When I was a kid, I used to want to be a kit designer. The late eighties and ealy nineties saw some incredibly daring designs, some instant classics, some instant stomach-churners (Arsenal’s away kit of 1992 springs to mind). Umbro and Adidas were the two leaders of design, and it was an exciting time for innovation and experimentation with new away colours (Liverpool’s green, Arsenal’s blue, Manchester United’s grey/green/yellow/you-name-it). Then, somewhere along the way, it all tapered off, it all just got a bit boring. There are only so many different collar designs. Only so many ways you can do stripes. Only so many old kits from the 50s/60s/70s you can rehash and pretend to be faithful. And so the marketing has to be inventive. For a few years now they’ve been pretending that the material is far more technologically advanced than anything from the previous year, or anything modern humans can even produce without advanced alien technology. Last year it seemed as though every new kit was a ‘commemorative kit’ for something or other: Spurs had their special ‘125 years’ kit, Celtic did the ’40 years since they won the European Cup’ kit (I bought it, incidentally), Barcelona remembered 50 years at Camp Nou, Northern Ireland ‘s kit commemorated, and this is stretching it a bit, 25 years since they were at the Spain World Cup in 1982. To name but a few examples. This year they can’t even be bothered to do that.

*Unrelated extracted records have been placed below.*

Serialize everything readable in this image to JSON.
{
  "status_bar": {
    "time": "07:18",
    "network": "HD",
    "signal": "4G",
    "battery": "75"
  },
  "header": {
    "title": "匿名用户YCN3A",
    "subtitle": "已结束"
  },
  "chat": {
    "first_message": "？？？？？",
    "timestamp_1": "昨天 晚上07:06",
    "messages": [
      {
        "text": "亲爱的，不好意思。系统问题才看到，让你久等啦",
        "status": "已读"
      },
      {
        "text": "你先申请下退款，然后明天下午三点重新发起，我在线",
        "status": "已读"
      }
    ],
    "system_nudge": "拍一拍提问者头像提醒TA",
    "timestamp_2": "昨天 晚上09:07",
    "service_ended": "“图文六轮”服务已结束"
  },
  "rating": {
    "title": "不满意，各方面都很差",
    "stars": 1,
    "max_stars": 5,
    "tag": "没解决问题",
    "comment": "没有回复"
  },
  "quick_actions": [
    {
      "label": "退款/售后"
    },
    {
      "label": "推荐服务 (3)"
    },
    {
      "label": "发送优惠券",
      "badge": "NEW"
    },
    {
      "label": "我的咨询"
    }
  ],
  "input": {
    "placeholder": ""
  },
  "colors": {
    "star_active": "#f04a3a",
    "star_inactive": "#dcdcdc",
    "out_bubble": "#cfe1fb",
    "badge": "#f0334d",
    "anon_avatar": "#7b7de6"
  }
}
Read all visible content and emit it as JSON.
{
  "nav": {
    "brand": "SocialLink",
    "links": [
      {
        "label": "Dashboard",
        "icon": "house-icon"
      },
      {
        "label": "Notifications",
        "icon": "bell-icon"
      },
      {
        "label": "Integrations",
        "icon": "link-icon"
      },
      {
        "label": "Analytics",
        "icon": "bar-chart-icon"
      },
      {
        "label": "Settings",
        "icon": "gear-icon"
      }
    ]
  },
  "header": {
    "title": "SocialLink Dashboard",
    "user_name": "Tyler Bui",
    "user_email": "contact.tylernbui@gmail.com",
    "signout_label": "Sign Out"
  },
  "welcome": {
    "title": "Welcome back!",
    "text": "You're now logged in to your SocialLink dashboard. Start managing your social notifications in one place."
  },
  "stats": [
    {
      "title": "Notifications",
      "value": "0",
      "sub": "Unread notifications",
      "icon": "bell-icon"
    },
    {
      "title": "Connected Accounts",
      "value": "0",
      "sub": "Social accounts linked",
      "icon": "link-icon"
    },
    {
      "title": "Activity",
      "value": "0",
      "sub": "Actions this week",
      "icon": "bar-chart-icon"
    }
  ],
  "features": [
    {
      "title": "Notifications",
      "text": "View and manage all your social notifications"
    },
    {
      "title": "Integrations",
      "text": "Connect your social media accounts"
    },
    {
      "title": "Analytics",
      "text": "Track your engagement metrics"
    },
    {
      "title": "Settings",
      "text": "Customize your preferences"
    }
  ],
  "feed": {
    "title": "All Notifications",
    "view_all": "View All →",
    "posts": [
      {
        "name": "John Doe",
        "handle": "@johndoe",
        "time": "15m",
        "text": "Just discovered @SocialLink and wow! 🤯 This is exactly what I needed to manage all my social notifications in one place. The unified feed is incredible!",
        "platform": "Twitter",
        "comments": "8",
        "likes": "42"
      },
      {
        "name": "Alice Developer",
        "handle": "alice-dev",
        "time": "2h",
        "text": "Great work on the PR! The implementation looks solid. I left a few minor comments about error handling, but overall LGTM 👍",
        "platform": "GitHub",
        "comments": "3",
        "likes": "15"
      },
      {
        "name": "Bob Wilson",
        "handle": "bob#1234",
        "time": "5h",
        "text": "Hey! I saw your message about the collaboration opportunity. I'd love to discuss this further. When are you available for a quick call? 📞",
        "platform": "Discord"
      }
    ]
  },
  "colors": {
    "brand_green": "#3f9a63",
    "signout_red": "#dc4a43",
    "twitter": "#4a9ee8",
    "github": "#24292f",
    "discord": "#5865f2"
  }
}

Spurs just released their new shirts for 08-09. Since signing with Puma in 2006, Spurs have now had TEN new shirts, not including goalkeeper kits. Last year the only significant change to the kit was the collar became a v-neck. Well this year the only significant change to the home kit is that that v-neck now has a blue trim. That’s another forty quid please, thank you, and don’t forget to put your favourite player’s name on the back, quickly, because he’ll be leaving for a new club in the summer. It’s such an underwhelming design, and yet they release it (in the shops today) with such fanfare, as if this new blue v-neck collar will somehow usher in a new era of prosperity and silverware. We’re not even the worst ones. Borussia Dortmund, for example, brought out three home shirts this season: a regular one, a cup-final one (hier bitte), and a special christmas one (noch wieder?). Oh, and they just release a new one for next year (immer mehr? Scheiss!). To market all these design-a-minute shirts the clubs will try anything, but an interesting trend these days (employed largely by South American teams and lower-league English clubs) is to use female models, rather than players; typical examples here, here and here. You see, terribly exploitative, I cannot approve. There’s another few here. But we the fans still buy them, these unimaginatively designed expensive mobile adverts for bad football and whichever dodgy online chinese casino gives us a few bob to keep lazy want-away Bulgarians in hair bands. I think if football shirts are going to be little more than advertising boards then the fans should get them for free, or at least for very cheap. I’m going to write to Sepp Blatter. I will.